How to make pickle faster?

(comments)

When I used the pickle module in python in a project to save an object, quickly, as the object began to grow bigger and bigger during the development, loading and saving became a bottleneck in my code.

import pickle
import numpy as np

a = np.ones((1000, 1000), dtype=np.float)
file = open('file.dat', 'wb')
pickle.dump(a, file)
file.close()
# Time : 2.5 s to dump
# Size : 28Mo

file = open('file.dat', 'rb')
b = pickle.load(file)
file.close()
# Time : 30 ms to load

I found 3 little tricks to speed up that a little bit :

1. Use higher protocol version

By default, pickle use the lowest protocol for serializing and writing objects in file. Hence, files are writed in ASCII mode which is slow and create voluminous files. To write in binary mode and use the highest protocol version available, we just have to specify the parameter protocol to -1.

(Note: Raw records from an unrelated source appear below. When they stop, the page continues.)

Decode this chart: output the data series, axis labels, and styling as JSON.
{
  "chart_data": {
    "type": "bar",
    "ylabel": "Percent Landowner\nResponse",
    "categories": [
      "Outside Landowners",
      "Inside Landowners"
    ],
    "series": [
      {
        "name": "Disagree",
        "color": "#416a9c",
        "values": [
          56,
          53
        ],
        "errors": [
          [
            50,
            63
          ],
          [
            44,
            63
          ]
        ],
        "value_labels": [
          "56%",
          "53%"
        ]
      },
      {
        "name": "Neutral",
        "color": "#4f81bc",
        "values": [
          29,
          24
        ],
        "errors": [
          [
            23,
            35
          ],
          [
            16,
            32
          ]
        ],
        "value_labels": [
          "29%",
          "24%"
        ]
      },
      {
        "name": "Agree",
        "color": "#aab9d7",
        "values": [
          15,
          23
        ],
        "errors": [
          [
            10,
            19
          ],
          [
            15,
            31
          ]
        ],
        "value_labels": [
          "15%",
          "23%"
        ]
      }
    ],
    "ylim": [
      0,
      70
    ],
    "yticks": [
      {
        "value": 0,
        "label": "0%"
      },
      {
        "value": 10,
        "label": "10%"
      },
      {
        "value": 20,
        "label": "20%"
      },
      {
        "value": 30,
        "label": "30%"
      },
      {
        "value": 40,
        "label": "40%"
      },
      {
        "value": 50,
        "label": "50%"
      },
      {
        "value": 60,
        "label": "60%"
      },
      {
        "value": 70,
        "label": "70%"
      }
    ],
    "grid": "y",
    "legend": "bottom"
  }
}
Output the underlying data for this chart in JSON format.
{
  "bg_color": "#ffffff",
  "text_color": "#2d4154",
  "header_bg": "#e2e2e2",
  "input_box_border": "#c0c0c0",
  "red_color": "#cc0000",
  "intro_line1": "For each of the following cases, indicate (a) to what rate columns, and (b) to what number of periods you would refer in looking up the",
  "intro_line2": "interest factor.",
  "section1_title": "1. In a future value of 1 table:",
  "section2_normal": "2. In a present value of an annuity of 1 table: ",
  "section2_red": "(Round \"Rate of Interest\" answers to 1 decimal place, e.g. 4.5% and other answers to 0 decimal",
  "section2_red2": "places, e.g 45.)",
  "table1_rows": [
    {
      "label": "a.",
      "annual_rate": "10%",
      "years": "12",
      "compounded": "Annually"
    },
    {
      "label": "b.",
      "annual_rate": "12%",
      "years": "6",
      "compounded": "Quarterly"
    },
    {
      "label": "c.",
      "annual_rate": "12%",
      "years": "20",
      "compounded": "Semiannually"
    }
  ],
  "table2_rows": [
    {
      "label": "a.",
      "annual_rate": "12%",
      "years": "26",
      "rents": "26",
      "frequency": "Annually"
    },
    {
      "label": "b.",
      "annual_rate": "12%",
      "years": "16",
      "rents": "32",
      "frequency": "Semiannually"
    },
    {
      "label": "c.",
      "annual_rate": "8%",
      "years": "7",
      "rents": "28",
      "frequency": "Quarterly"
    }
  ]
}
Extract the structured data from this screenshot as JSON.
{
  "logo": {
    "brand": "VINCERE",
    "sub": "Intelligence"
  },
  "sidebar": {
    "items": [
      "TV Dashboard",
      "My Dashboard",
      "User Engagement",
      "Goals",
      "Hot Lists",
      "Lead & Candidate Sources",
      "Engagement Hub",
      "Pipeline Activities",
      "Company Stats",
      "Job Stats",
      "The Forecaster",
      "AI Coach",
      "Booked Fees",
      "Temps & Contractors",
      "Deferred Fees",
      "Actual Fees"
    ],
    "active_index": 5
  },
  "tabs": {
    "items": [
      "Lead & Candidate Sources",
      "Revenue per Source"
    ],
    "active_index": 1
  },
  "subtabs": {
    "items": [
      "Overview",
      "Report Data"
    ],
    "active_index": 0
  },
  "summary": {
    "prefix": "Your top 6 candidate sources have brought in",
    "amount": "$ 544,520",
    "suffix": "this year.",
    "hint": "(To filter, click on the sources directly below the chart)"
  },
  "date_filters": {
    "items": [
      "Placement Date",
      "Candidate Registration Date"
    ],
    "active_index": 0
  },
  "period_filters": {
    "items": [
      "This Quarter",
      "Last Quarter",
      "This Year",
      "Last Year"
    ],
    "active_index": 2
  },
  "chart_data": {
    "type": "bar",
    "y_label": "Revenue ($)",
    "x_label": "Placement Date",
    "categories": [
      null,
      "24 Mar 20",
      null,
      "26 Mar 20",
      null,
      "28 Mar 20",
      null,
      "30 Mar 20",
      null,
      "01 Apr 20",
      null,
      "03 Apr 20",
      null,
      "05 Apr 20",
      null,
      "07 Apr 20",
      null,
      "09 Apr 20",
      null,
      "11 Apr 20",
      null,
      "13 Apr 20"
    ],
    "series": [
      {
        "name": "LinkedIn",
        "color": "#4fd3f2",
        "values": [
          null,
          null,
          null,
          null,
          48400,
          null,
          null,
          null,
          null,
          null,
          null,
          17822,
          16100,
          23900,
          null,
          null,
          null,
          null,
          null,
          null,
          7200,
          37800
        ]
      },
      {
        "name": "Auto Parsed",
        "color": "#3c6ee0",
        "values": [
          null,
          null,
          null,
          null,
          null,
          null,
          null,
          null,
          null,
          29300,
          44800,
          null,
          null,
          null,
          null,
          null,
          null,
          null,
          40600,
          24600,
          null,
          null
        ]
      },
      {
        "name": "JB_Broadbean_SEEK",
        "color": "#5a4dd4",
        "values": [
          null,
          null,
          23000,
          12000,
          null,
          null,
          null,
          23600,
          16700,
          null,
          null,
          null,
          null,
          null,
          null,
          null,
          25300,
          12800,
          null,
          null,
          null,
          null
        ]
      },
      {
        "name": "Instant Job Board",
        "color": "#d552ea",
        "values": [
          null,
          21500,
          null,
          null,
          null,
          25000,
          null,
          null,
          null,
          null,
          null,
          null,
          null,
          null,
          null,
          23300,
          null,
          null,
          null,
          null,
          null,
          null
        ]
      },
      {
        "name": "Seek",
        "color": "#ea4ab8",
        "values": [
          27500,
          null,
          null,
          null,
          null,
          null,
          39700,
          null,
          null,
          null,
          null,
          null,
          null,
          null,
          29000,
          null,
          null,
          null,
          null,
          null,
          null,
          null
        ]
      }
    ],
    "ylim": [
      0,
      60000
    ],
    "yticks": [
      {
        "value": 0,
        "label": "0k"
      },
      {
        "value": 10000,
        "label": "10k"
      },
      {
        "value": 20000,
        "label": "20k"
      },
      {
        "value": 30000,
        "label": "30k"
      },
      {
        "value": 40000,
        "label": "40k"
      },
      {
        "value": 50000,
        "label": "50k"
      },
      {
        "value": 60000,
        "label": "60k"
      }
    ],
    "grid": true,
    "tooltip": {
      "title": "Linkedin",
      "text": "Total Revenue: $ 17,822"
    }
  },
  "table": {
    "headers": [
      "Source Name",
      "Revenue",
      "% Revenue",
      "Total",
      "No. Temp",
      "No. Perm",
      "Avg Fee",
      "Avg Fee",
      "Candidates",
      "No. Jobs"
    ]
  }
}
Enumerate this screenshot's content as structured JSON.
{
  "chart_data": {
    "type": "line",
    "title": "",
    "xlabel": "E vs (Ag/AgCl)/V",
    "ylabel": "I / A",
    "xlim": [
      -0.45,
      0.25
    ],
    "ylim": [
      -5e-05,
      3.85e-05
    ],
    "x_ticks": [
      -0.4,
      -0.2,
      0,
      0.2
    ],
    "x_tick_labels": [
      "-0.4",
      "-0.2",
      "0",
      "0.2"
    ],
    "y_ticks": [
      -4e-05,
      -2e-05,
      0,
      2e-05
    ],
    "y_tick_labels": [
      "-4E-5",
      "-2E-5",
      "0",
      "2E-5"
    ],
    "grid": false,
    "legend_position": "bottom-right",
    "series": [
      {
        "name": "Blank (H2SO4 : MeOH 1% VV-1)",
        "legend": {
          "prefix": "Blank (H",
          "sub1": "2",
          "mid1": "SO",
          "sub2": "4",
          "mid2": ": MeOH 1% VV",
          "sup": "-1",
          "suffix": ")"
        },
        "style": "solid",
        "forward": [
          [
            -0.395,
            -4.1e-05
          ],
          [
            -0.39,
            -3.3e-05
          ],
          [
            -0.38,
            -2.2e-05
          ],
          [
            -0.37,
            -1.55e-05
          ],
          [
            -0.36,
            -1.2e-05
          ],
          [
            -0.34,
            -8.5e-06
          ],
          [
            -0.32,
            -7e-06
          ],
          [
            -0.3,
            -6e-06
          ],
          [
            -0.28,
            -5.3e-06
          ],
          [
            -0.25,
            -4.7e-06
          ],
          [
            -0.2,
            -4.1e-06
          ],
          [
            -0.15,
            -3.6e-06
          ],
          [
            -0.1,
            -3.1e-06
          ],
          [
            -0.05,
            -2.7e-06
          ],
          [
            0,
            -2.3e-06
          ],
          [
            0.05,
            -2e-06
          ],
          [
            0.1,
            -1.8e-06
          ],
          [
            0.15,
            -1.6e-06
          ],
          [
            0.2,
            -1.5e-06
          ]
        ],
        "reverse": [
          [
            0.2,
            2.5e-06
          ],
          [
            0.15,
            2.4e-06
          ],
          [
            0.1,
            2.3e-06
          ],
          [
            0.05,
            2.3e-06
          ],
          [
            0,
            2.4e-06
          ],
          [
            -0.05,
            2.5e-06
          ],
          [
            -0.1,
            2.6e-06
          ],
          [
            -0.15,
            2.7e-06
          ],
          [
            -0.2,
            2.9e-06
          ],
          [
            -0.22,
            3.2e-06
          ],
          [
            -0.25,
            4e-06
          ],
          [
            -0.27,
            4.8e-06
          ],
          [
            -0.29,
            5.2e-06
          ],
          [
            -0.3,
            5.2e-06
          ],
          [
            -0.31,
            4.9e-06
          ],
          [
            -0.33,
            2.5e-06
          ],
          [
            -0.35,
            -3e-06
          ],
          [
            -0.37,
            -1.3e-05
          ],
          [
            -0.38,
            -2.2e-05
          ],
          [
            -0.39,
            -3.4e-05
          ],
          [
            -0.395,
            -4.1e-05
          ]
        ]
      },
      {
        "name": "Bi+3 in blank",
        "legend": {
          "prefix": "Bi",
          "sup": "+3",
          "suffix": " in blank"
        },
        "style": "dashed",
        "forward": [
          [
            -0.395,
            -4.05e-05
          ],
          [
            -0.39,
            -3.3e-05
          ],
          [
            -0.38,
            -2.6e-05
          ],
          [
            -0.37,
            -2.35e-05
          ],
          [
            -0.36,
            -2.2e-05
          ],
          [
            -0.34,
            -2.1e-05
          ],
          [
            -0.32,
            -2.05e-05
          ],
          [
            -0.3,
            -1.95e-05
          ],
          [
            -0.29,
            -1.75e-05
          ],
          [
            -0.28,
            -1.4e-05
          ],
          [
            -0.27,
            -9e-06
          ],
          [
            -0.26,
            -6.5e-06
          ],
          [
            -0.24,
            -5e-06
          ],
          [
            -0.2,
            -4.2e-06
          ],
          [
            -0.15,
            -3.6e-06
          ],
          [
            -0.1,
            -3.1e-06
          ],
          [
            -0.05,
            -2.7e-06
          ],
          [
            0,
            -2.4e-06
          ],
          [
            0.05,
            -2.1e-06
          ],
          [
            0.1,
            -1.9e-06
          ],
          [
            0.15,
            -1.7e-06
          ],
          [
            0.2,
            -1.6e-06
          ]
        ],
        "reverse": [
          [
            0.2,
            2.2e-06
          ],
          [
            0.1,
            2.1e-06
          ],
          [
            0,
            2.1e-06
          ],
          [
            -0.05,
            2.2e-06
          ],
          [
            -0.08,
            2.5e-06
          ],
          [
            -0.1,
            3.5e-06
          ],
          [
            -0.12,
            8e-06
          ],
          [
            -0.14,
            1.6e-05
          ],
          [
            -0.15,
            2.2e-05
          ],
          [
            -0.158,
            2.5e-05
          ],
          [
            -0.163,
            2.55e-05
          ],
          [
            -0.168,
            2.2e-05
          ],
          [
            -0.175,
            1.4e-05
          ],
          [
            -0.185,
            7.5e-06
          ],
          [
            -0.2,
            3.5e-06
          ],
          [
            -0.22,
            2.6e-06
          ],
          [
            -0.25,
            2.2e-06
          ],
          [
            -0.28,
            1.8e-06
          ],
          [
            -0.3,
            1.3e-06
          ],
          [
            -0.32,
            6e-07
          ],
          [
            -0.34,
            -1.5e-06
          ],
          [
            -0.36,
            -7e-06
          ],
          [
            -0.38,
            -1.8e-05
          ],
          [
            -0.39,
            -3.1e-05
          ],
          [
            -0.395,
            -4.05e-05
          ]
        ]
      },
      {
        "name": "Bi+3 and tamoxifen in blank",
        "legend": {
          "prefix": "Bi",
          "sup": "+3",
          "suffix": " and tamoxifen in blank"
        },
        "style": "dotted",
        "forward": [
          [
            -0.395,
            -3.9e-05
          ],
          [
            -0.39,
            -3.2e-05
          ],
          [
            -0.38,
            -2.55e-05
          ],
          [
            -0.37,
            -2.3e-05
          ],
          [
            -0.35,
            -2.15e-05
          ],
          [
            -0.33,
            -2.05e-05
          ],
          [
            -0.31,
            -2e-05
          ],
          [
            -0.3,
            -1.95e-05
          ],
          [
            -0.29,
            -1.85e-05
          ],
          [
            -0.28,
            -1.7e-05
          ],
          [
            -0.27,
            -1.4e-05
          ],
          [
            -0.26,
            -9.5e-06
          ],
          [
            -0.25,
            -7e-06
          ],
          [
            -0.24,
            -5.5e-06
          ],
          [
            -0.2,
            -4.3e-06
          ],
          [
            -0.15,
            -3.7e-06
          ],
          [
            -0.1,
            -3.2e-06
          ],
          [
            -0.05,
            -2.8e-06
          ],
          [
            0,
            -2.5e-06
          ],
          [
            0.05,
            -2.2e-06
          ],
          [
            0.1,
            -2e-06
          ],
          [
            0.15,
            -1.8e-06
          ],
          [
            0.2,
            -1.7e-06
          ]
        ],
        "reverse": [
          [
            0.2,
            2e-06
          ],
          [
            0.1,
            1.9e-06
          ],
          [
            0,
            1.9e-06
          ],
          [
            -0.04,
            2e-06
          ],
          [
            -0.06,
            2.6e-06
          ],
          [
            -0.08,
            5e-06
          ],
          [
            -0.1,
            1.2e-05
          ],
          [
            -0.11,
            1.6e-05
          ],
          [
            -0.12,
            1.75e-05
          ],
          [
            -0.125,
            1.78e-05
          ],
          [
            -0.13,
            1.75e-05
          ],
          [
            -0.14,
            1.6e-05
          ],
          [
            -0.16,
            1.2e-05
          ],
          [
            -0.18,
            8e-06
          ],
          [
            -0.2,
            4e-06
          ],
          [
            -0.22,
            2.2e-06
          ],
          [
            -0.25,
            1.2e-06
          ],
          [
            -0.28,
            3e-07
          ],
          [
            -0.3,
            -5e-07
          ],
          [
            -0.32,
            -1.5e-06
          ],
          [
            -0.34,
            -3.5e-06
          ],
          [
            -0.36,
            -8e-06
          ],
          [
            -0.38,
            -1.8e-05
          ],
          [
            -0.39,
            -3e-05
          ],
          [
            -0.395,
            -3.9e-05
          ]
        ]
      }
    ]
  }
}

file = open('file.dat', 'wb')
pickle.dump(a, file, protocol=-1)
file.close()
# Time : 24 ms to dump
# Size : 7.7Mo

file = open('file.dat', 'rb')
b = pickle.load(file)
file.close()
# Time : 1O ms to load

2. Use cPickle instead of pickle

A simple tweak to make it a little bit faster is to use cPickle instead of pickle. cPickle is exactly the same module as pickle - same functions, same parameters, same operations - but it's written in C, which permits us to gain that extra bit of speed.

import cPickle
file = open('file.dat', 'wb')
cPickle.dump(a, file, protocol=-1)
file.close()
# Time : 18 ms to dump
# Size : 7.7Mo

file = open('file.dat', 'rb')
b = cPickle.load(file)
file.close()
# Time : 10 ms to load

Here, the gain of speed is completely negligible but in certain cases, like in a deep hierarchy with objects in objects in objects, the gain can be substantial.

3. Disable the garbage collector

Finally, if we have a lot of objects with references to other objects, the garbage collector can slow down the process; disabling it can improve performance.

import cPickle
import gc

gc.disable()

file = open('file.dat', 'wb')
cPickle.dump(a, file, protocol=-1)
file.close()
# Time : 18 ms to dump
# Size : 7.7Mo

file = open('file.dat', 'rb')
b = cPickle.load(file)
file.close()

gc.enable()

Here, we haven't got any improvement because of the simplicity of our example.

If pickle/cPickle is still too slow after that, you can try other libraries like marshal or JSON, but you will lose the big advantage of being able to serialize any object wih arbitrary structure without effort.